By Ryan Lucas and Philip Ewing
The Justice Department announced charges Monday against four members of the Chinese military for allegedly hacking the credit bureau Equifax in 2017 and stealing the personal information of around 145 million Americans.
In an indictment handed up by a grand jury in Atlanta, the men face nine counts including conspiracy to commit computer fraud and conspiracy to commit economic espionage.
Attorney General William Barr, who announced the charges, called it the latest example of what he said was a sweeping campaign by China’s government to steal seemingly endless amounts of data from the United States.
“Unfortunately, the Equifax hack fits a disturbing and unacceptable pattern of state-sponsored computer intrusions and thefts by China and its citizens that have targeted personally identifiable information, trade secrets and other confidential information,” Barr said.
Equifax, which is based in Atlanta, compiles information on millions of Americans as part of the loan and finance system. Last year, it agreed to pay up to $700 million in fines and monetary relief to consumers.
The four men who have been charged are members of the 54th Research Institute of the People’s Liberation Army, according to the indictment.
The defendants illegally accessed Equifax’s network through a vulnerability in the company’s online dispute portal, prosecutors say.
Once inside the system, they vacuumed up names, birth dates and social security numbers for 145 million Americans — nearly half of all Americans. They stole credit card numbers and other information for some 200,000 Americans as well as Equifax trade secrets, the indictment says.
“For years, we have witnessed China’s voracious appetite for the personal data of Americans, including the theft of personnel records from the Office of Personnel Management, the intrusion into Marriott Hotels and Anthem health insurance companies, and now the wholesale theft of credit and other information from Equifax,” Barr said.
“This data has economic value,” he added, “and these thefts can feed China’s development of artificial intelligence tools, as well as the creation of intelligence targeting packages.”
The FBI’s deputy director, David Bowdich, said there’s no indication at this point that the stolen information has been used, including to target U.S. government officials.
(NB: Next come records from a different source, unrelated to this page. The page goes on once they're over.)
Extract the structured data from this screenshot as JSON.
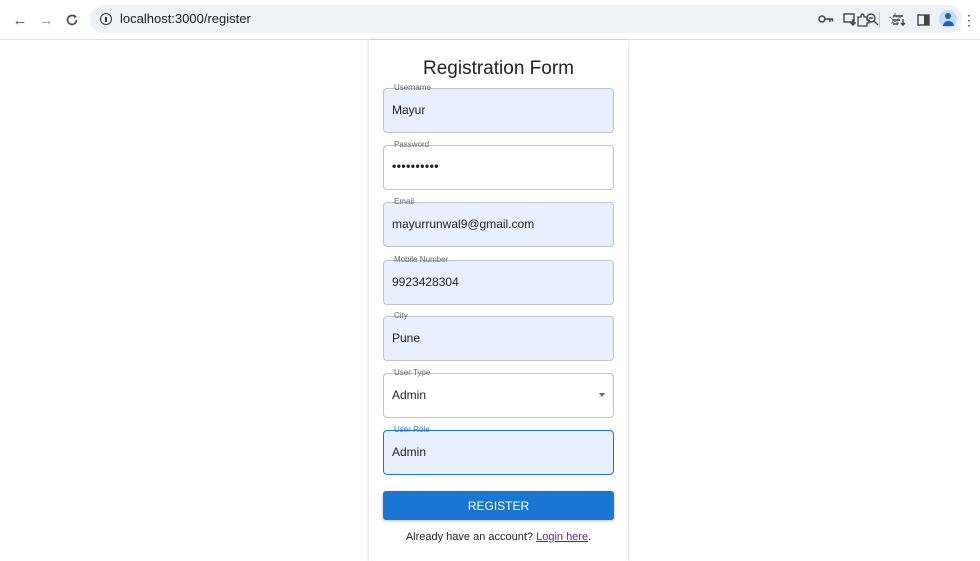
{
  "browser": {
    "url": "localhost:3000/register",
    "icons": [
      "back-icon",
      "forward-icon",
      "reload-icon",
      "site-info-icon",
      "key-icon",
      "install-icon",
      "zoom-icon",
      "bookmark-star-icon",
      "extensions-icon",
      "reading-list-icon",
      "side-panel-icon",
      "profile-avatar",
      "menu-icon"
    ]
  },
  "form": {
    "title": "Registration Form",
    "fields": [
      {
        "label": "Username",
        "value": "Mayur"
      },
      {
        "label": "Password",
        "value": "••••••••••"
      },
      {
        "label": "Email",
        "value": "mayurrunwal9@gmail.com"
      },
      {
        "label": "Mobile Number",
        "value": "9923428304"
      },
      {
        "label": "City",
        "value": "Pune"
      },
      {
        "label": "User Type",
        "value": "Admin"
      },
      {
        "label": "User Role",
        "value": "Admin"
      }
    ],
    "submit_label": "REGISTER",
    "footer_text": "Already have an account? ",
    "login_link": "Login here",
    "footer_end": "."
  },
  "colors": {
    "accent": "#1976d2",
    "autofill_bg": "#e8f0fe",
    "link": "#5b1fa6"
  }
}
Prosecutors say the hackers tried to cover their tracks to avoid detection by routing their work through around 34 servers located in nearly 20 countries.
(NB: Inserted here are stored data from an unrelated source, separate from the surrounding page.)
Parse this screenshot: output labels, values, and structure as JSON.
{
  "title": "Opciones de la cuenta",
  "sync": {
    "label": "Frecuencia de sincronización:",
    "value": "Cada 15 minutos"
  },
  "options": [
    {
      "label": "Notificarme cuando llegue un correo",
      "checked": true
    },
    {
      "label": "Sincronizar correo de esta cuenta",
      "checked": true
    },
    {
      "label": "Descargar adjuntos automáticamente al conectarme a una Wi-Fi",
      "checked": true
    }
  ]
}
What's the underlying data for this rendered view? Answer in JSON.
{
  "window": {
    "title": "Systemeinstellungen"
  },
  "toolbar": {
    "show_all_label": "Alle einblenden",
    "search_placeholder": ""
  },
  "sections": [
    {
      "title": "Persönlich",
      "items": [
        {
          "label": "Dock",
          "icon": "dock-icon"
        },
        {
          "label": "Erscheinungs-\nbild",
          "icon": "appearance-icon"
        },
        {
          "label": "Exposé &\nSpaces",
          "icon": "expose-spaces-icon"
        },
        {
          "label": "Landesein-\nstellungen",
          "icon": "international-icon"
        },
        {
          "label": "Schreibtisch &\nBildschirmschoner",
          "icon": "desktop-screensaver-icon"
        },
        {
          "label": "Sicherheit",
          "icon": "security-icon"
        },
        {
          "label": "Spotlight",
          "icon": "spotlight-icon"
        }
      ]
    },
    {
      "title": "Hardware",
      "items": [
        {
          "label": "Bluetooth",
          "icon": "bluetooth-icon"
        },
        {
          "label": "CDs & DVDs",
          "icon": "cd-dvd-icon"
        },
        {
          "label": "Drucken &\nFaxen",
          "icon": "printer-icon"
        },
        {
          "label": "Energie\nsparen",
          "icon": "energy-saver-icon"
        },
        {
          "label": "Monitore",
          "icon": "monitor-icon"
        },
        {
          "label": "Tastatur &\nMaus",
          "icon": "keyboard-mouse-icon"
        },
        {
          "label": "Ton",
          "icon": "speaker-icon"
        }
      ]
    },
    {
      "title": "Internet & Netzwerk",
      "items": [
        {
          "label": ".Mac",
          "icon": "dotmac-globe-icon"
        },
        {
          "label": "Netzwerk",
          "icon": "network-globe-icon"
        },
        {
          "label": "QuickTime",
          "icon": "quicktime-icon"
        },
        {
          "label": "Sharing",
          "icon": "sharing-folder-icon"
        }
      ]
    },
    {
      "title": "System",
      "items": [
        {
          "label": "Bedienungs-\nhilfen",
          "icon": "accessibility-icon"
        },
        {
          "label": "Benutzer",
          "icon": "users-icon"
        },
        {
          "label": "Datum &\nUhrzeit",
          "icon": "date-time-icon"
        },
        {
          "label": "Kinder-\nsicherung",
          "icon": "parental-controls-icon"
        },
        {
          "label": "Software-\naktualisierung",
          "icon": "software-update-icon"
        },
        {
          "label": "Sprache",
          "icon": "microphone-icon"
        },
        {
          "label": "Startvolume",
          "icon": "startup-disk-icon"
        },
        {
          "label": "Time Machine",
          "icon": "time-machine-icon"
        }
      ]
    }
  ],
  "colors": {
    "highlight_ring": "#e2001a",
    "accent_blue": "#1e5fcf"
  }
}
The charges announced on Monday arethe latest against Chinese or China-linked defendants in a string of Justice Department prosecutions, part of what Barr and other officials call a huge wave of espionage activity, including economic, directed at the U.S.
Equifax CEO Mark Begor said in a statement on Monday that his company has tried to keep pace with cybersecurity but the sophistication of threats like that posed by China would test any company or other target.
“Combating this challenge from well-financed nation-state actors that operate outside the rule of law is increasingly difficult,” he said. “Fighting this cyberwar will require the type of open cooperation and partnership between government, law enforcement and private business that we have experienced firsthand.”
Sen. Ben Sasse, R-Neb., called on the government to do more along these lines because, he said, “warning lights are still flashing red,” alluding to earlier big compromises of official and private-sector networks.
“The Chinese Communist Party will leave no stone unturned in its effort to steal and exploit American data,” Sasse said. “These indictments are good news, but we’ve got to do more to protect Americans’ data from Chinese Communist Party influence operations.”